“Automakers often assume that drivers want as much technology as they can get in their vehicles,” says Alexandra Mueller, the survey’s primary designer. “But few studies have examined actual consumer opinions about partial driving automation.”
To help fill that gap, IIHS researchers conducted a nationwide survey of more than 1,000 drivers that focused on three common features: lane centering, automated lane changing and driver monitoring.
Most partial automation systems are designed to assist with highway driving. Lane centering continuously adjusts the steering to keep the vehicle in the middle of the travel lane, while adaptive cruise control manages the vehicle’s speed and distance from vehicles ahead. Some systems also have an automated lane changing feature, which enables the vehicle to change lanes without the driver needing to steer.
Partial automation still can’t handle many relatively common situations. Thus, systems need to monitor the driver to help ensure they remain ready to intervene if something goes wrong. Most use sensors in the steering wheel or driver-facing cameras for this purpose.

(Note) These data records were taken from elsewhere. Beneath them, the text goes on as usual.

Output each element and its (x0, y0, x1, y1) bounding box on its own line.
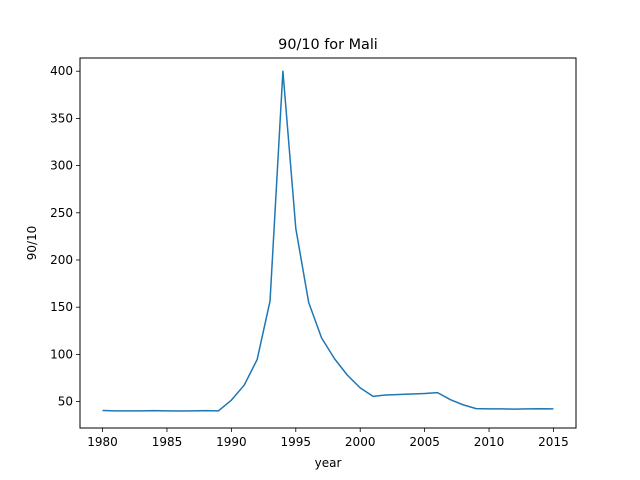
y-axis-label: 90/10 (25, 226, 39, 261)
x-tick-label: 2010 (474, 435, 505, 449)
y-tick-label: 50 (58, 395, 73, 409)
y-tick-label: 150 (50, 300, 73, 314)
x-tick-label: 2015 (538, 435, 569, 449)
y-tick-label: 350 (50, 111, 73, 125)
x-axis-label: year (315, 456, 342, 470)
y-tick-label: 200 (50, 253, 73, 267)
series-line (102, 70, 554, 412)
chart-title: 90/10 for Mali (278, 37, 378, 53)
x-tick-label: 2005 (409, 435, 440, 449)
x-tick-label: 1990 (216, 435, 247, 449)
x-tick-label: 1980 (87, 435, 118, 449)
x-tick-label: 1985 (152, 435, 183, 449)
y-tick-label: 100 (50, 347, 73, 361)
x-tick-label: 1995 (281, 435, 312, 449)
plot-frame (79, 57, 577, 429)
y-tick-label: 300 (50, 159, 73, 173)
x-tick-label: 2000 (345, 435, 376, 449)
y-tick-label: 250 (50, 206, 73, 220)
plot-area (102, 70, 554, 412)
y-tick-label: 400 (50, 64, 73, 78)
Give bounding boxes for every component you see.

The IIHS survey showed that consumer interest in these technologies is strong, but drivers appear to prefer partially automated features that require them to stay engaged in driving, Mueller says.
For example, lane centering and automated lane changing come in “hands-free” versions that allow drivers to take their hands off the steering wheel under certain conditions and “hands-on” versions that require their hands always be on the wheel. More drivers said they would prefer the hands-on version of the features.
Similarly, some versions of automated lane changing give the driver more control than others. With driver-initiated versions, the driver must physically trigger each lane change. With vehicle-initiated versions, the vehicle software determines when to initiate lane changes on its own and does not require the driver to do anything to begin the maneuver. Drivers overwhelmingly preferred the feature to be driver-initiated.
The survey also showed a high level of acceptance of several types of driver monitoring, a fundamental component of the safeguard ratings that IIHS is developing for partial automation systems. Regardless of whether the feature in question allowed hands-free operation or required the driver’s hands to remain on the wheel, a majority of drivers said they would be comfortable with all three driver-monitoring strategies covered in the survey — sensors on the steering wheel, a camera tracking what the driver is doing with their hands, or a camera aimed at their face tracking where they are looking.
“The drivers who were the most comfortable with all types of driver monitoring tended to say they would feel safer knowing that the vehicle was monitoring them to ensure they were using the feature properly,” says Mueller. “That suggests that communicating the safety rationale for monitoring may help to ease consumers’ concerns about privacy or other objections.”
Many drivers agreed that hands-free lane centering would make driving more stressful than the hands-on version. Those who said they would nevertheless prefer hands-free lane centering were the most accepting of all types of driver monitoring. Many of those drivers said that the hands-free feature would make driving safer and more comfortable. However, some of them also expressed an intent to misuse the technology, saying hands-free lane centering would give them more opportunity to do other things while driving. Such responses illustrate consumers’ fuzzy understanding of the limits of partial automation.
Those who preferred hands-on lane centering seemed to feel more strongly about it than those who preferred hands-free. Among the drivers who wanted to use the feature, around two-thirds of those who preferred hands-on lane centering or had no preference which type they used said they would buy a vehicle with a hands-on version, but fewer than half said they would buy a hands-free version. In contrast, more than three-quarters of drivers who preferred hands-free lane centering said they would buy a vehicle with either a hands-on or hands-free version of the feature.
More than half the surveyed drivers said they would be at least somewhat likely to purchase a vehicle with some form of automated lane changing if price was not an issue. Among those who expressed a preference for either driver-initiated or vehicle-initiated automated lane changing, most said they would want a hands-on version — including many who preferred hands-free lane centering.
“It may come as a surprise to some people, but it appears that partially automated features that require the driver’s hands to be on the wheel are actually closer to one-size-fits-all than hands-free designs,” Mueller says.